Quelques jours de réclusion se sont à peine écoulés qu’il faut déjà faire face au temps qui s’effiloche. Il n’en aura pas fallu davantage pour que se dissipe cette fiction selon laquelle le temps possèderait un déroulement linéaire, autonome, et qu’il pourrait se prolonger indéfiniment dans un avenir que nous serions en mesure de plier à la seule force de notre volonté, à coup de projets. Ce devenir désormais confus où s’entremêlent les heures et les fonctions est particulièrement peu propice au surgissement de l’événement, cette rupture stimulante qui vient briser l’écoulement du devenir mollasson et impose de faire face à l’instant. De la semaine écoulée, je n’en ai retenu qu’un seul : j’ai découvert le 21 mars quatorze nouvelles chansons de Kevin Tihista.

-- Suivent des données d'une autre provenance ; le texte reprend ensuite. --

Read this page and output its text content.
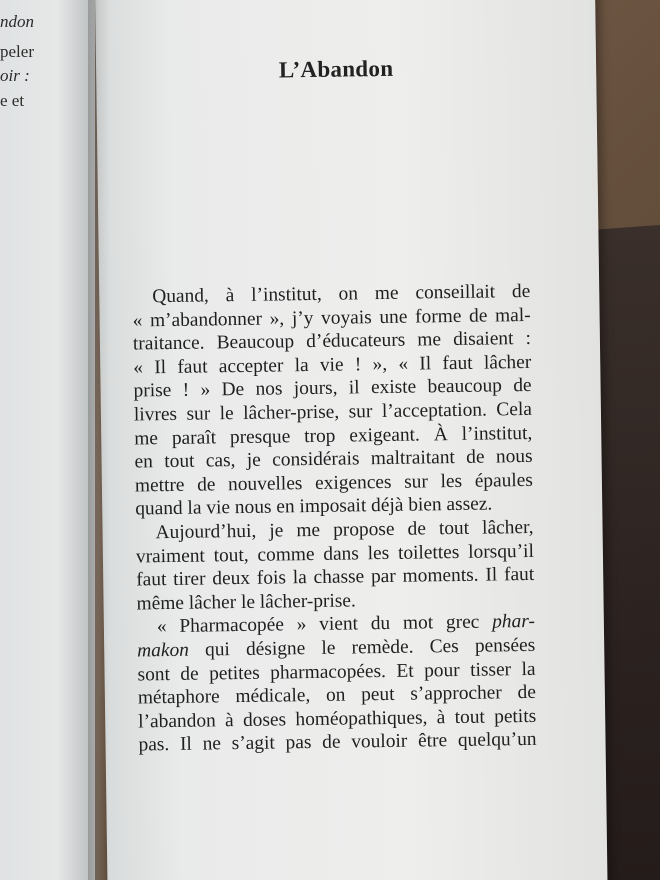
ndon
peler
oir :
e et
L’Abandon
Quand, à l’institut, on me conseillait de
« m’abandonner », j’y voyais une forme de mal-
traitance. Beaucoup d’éducateurs me disaient :
« Il faut accepter la vie ! », « Il faut lâcher
prise ! » De nos jours, il existe beaucoup de
livres sur le lâcher-prise, sur l’acceptation. Cela
me paraît presque trop exigeant. À l’institut,
en tout cas, je considérais maltraitant de nous
mettre de nouvelles exigences sur les épaules
quand la vie nous en imposait déjà bien assez.
Aujourd’hui, je me propose de tout lâcher,
vraiment tout, comme dans les toilettes lorsqu’il
faut tirer deux fois la chasse par moments. Il faut
même lâcher le lâcher-prise.
« Pharmacopée » vient du mot grec phar-
makon qui désigne le remède. Ces pensées
sont de petites pharmacopées. Et pour tisser la
métaphore médicale, on peut s’approcher de
l’abandon à doses homéopathiques, à tout petits
pas. Il ne s’agit pas de vouloir être quelqu’un
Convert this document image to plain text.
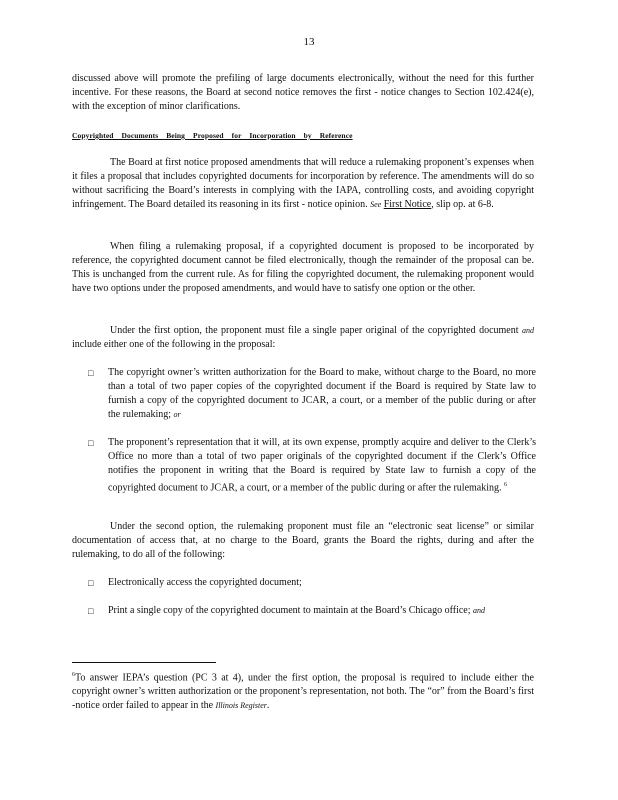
13

discussed above will promote the prefiling of large documents electronically, without the need for this further incentive. For these reasons, the Board at second notice removes the first - notice changes to Section 102.424(e), with the exception of minor clarifications.

Copyrighted Documents Being Proposed for Incorporation by Reference

The Board at first notice proposed amendments that will reduce a rulemaking proponent’s expenses when it files a proposal that includes copyrighted documents for incorporation by reference. The amendments will do so without sacrificing the Board’s interests in complying with the IAPA, controlling costs, and avoiding copyright infringement. The Board detailed its reasoning in its first - notice opinion. See First Notice, slip op. at 6-8.

When filing a rulemaking proposal, if a copyrighted document is proposed to be incorporated by reference, the copyrighted document cannot be filed electronically, though the remainder of the proposal can be. This is unchanged from the current rule. As for filing the copyrighted document, the rulemaking proponent would have two options under the proposed amendments, and would have to satisfy one option or the other.

Under the first option, the proponent must file a single paper original of the copyrighted document and include either one of the following in the proposal:

□	The copyright owner’s written authorization for the Board to make, without charge to the Board, no more than a total of two paper copies of the copyrighted document if the Board is required by State law to furnish a copy of the copyrighted document to JCAR, a court, or a member of the public during or after the rulemaking; or

□	The proponent’s representation that it will, at its own expense, promptly acquire and deliver to the Clerk’s Office no more than a total of two paper originals of the copyrighted document if the Clerk’s Office notifies the proponent in writing that the Board is required by State law to furnish a copy of the copyrighted document to JCAR, a court, or a member of the public during or after the rulemaking. $^6$

Under the second option, the rulemaking proponent must file an “electronic seat license” or similar documentation of access that, at no charge to the Board, grants the Board the rights, during and after the rulemaking, to do all of the following:

□	Electronically access the copyrighted document;

□	Print a single copy of the copyrighted document to maintain at the Board’s Chicago office; and

$^6$To answer IEPA’s question (PC 3 at 4), under the first option, the proposal is required to include either the copyright owner’s written authorization or the proponent’s representation, not both. The “or” from the Board’s first -notice order failed to appear in the Illinois Register.
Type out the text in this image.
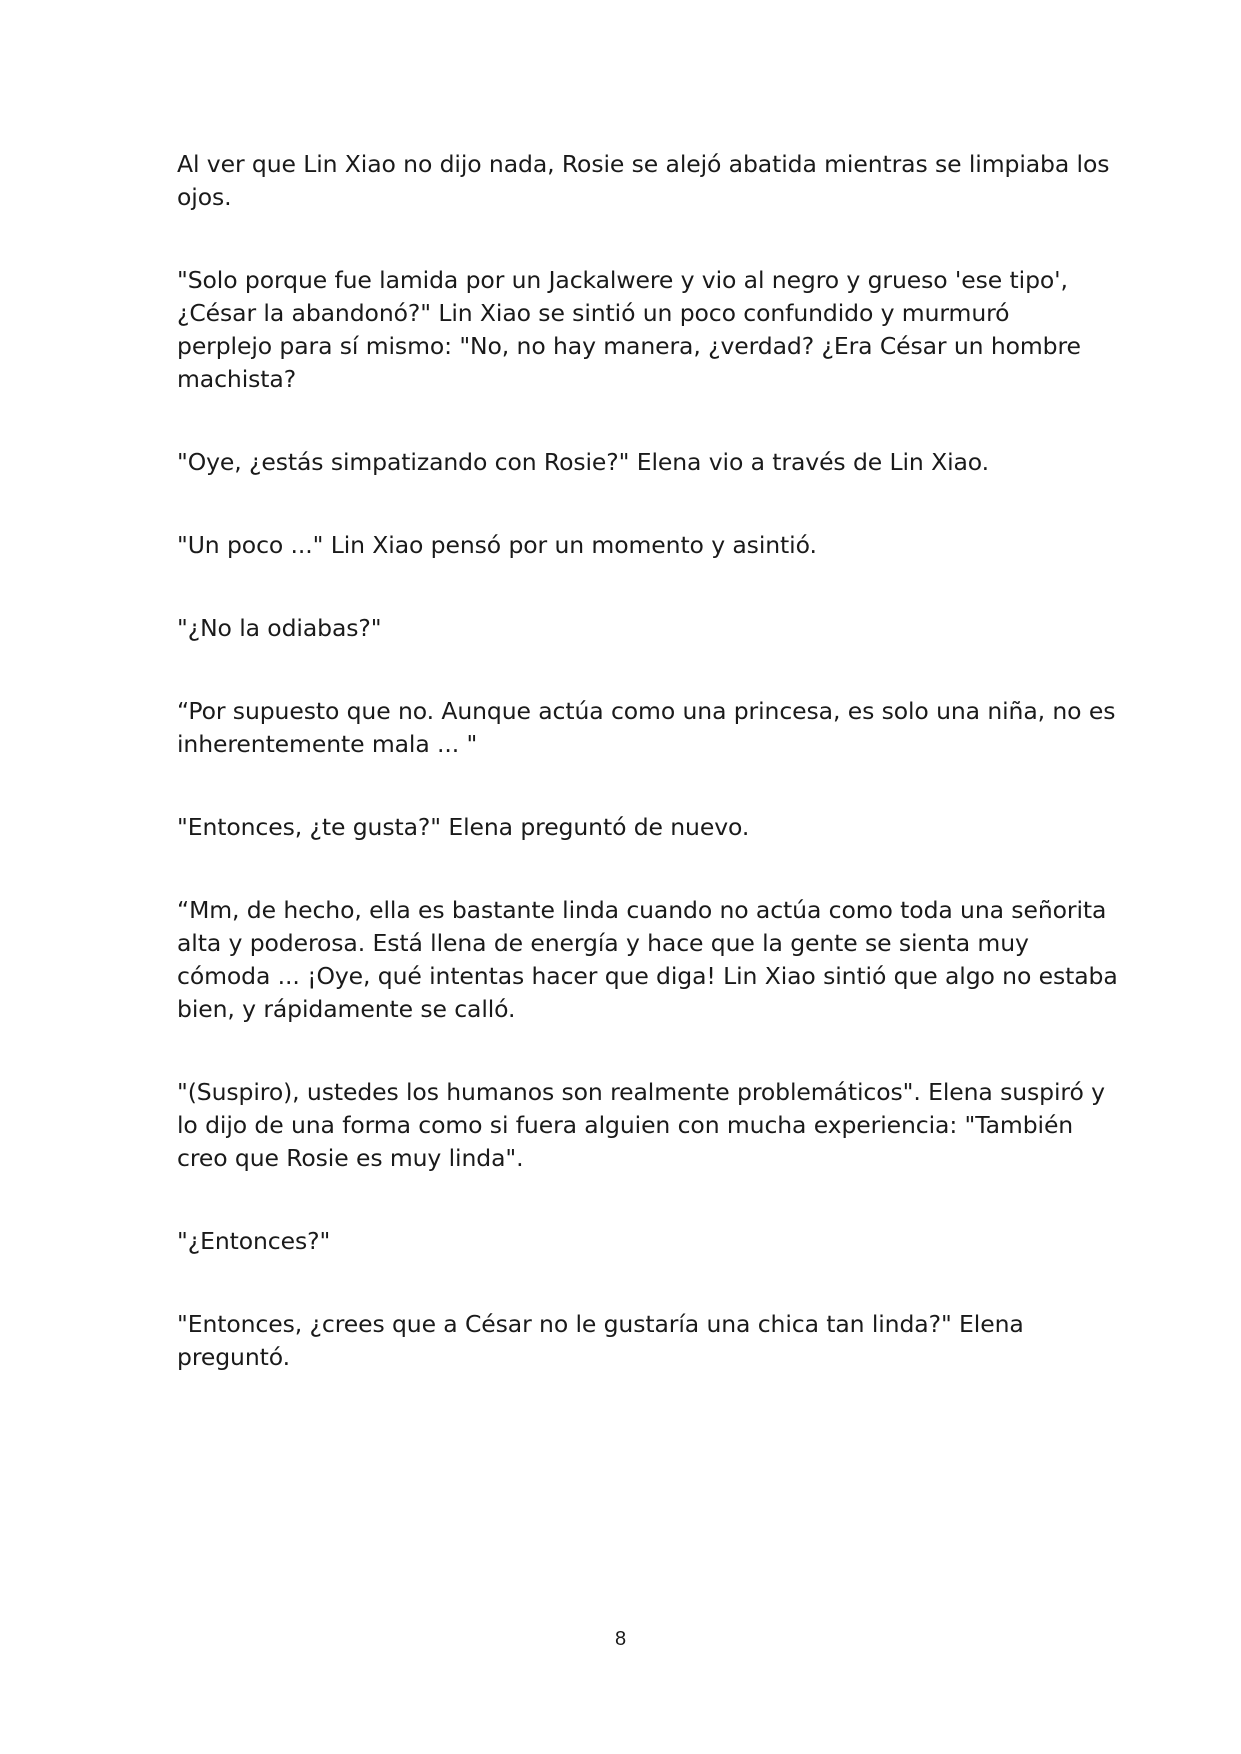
Al ver que Lin Xiao no dijo nada, Rosie se alejó abatida mientras se limpiaba los
ojos.

"Solo porque fue lamida por un Jackalwere y vio al negro y grueso 'ese tipo',
¿César la abandonó?" Lin Xiao se sintió un poco confundido y murmuró
perplejo para sí mismo: "No, no hay manera, ¿verdad? ¿Era César un hombre
machista?

"Oye, ¿estás simpatizando con Rosie?" Elena vio a través de Lin Xiao.

"Un poco ..." Lin Xiao pensó por un momento y asintió.

"¿No la odiabas?"

“Por supuesto que no. Aunque actúa como una princesa, es solo una niña, no es
inherentemente mala ... "

"Entonces, ¿te gusta?" Elena preguntó de nuevo.

“Mm, de hecho, ella es bastante linda cuando no actúa como toda una señorita
alta y poderosa. Está llena de energía y hace que la gente se sienta muy
cómoda ... ¡Oye, qué intentas hacer que diga! Lin Xiao sintió que algo no estaba
bien, y rápidamente se calló.

"(Suspiro), ustedes los humanos son realmente problemáticos". Elena suspiró y
lo dijo de una forma como si fuera alguien con mucha experiencia: "También
creo que Rosie es muy linda".

"¿Entonces?"

"Entonces, ¿crees que a César no le gustaría una chica tan linda?" Elena
preguntó.

8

Il y a sans doute une portée qui dépasse celle du simple aléa à entendre aujourd’hui – ou plutôt avant-hier, mais qu’importe – resurgir du néant un artiste qui a toujours semblé se soucier comme d’une guigne des rythmes et des saisonnalités convenus de l’industrie discographique. Une carrière solo entamée tardivement, à plus de trente ans, après une décennie passée à végéter dans l’ombre de formations indie-rock de Chicago, quatre petits tours brillamment condensés entre 2001 et 2005, deux coups de génie supplémentaires en 2012 et 2013 – mes deux albums de la décennie passée, pour qui s’intéresserait encore aux palmarès plus dérisoires que jamais – puis plus rien. Le manque, un peu. Les souvenirs, beaucoup. A vrai dire, j’ignore encore si ces titres inattendus sont réellement nouveaux ou s’ils ont été accumulés au fil des décennies par ce songwriter coutumier des éclipses. S’ils apparaissent, dès les premières écoutes, si miraculeusement pertinents, c’est que Tihista y affronte en combat singulier tous ces démons familiers qui resurgissent inévitablement dans l’impitoyable exiguïté des instants confinés.

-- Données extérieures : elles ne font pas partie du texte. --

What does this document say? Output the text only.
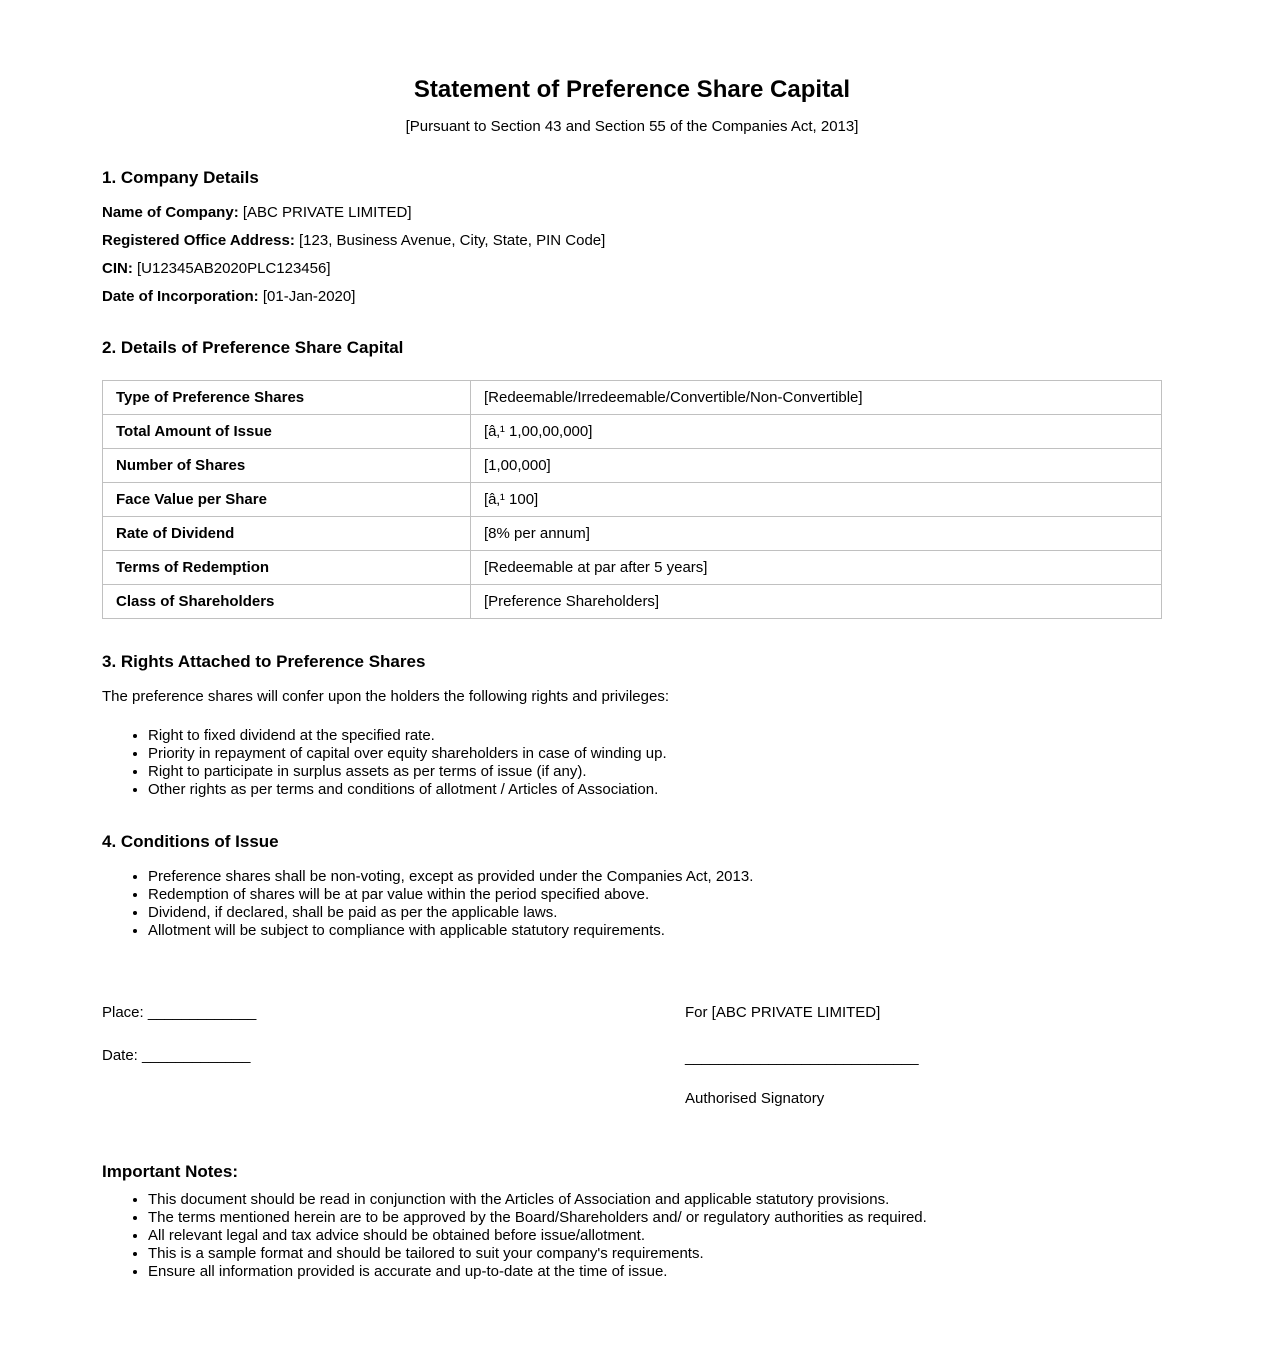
Statement of Preference Share Capital

[Pursuant to Section 43 and Section 55 of the Companies Act, 2013]

1. Company Details

Name of Company: [ABC PRIVATE LIMITED]

Registered Office Address: [123, Business Avenue, City, State, PIN Code]

CIN: [U12345AB2020PLC123456]

Date of Incorporation: [01-Jan-2020]

2. Details of Preference Share Capital
Type of Preference Shares	[Redeemable/Irredeemable/Convertible/Non-Convertible]
Total Amount of Issue	[â‚¹ 1,00,00,000]
Number of Shares	[1,00,000]
Face Value per Share	[â‚¹ 100]
Rate of Dividend	[8% per annum]
Terms of Redemption	[Redeemable at par after 5 years]
Class of Shareholders	[Preference Shareholders]
3. Rights Attached to Preference Shares

The preference shares will confer upon the holders the following rights and privileges:

• Right to fixed dividend at the specified rate.
• Priority in repayment of capital over equity shareholders in case of winding up.
• Right to participate in surplus assets as per terms of issue (if any).
• Other rights as per terms and conditions of allotment / Articles of Association.
4. Conditions of Issue
• Preference shares shall be non-voting, except as provided under the Companies Act, 2013.
• Redemption of shares will be at par value within the period specified above.
• Dividend, if declared, shall be paid as per the applicable laws.
• Allotment will be subject to compliance with applicable statutory requirements.

Place: _____________

Date: _____________

For [ABC PRIVATE LIMITED]

____________________________

Authorised Signatory

Important Notes:
• This document should be read in conjunction with the Articles of Association and applicable statutory provisions.
• The terms mentioned herein are to be approved by the Board/Shareholders and/ or regulatory authorities as required.
• All relevant legal and tax advice should be obtained before issue/allotment.
• This is a sample format and should be tailored to suit your company's requirements.
• Ensure all information provided is accurate and up-to-date at the time of issue.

Dans cet intitulé astucieux, se condense en effet une vérité à laquelle la naïveté la plus béate ne pourrait pas permettre d’échapper : la suspension du flux temporel nous plonge dans un magma désormais désorganisé, où le passé et le présent s’embrouillent et où, bien davantage qu’à l’accoutumée, il faut affronter ce que l’on est. A l’heure de faire face à soi-même, Tihista s’avère être, une fois de plus, un adjuvant précieux. Capable d’asséner sans sourciller quelques sentences implacables – Someday We’re All Going To Die, ce genre de joyeuseté – tout en les agrémentant de ces quelques touches d’humour bien senties qui le distinguent durablement d’Elliott Smith auquel il a souvent été comparé. Sans doute partage-t-il avec ce dernier un certain sens de l’ampleur tragique du quotidien – The Ice Inside My Drink ou comment condenser le désespoir en quelques cubes. Formellement, la palette de Tihista s’enrichit d’harmonies plus complexes, issues à la fois de son goût pour les classiques de la new-wave britannique – il a plusieurs fois déclaré son admiration pour The Hurting (1983) de Tears For Fears – et pour une tradition plus ancienne, celle de la variété américaine des années 1950. Présentées dans des états d’avancement très variables – certaines dans le dépouillement le plus brut des premières versions ; d’autres déjà plus richement arrangées – ces chansons évoquent souvent la majesté crépusculaire des œuvres d’Epic Soundtracks, où l’apesanteur opiacée aurait été remplacée par une forme plus terrienne et incarnée de douleur. Ces chants désespérés à la beauté singulière accompagnent donc de façon idéale les instants suspendus.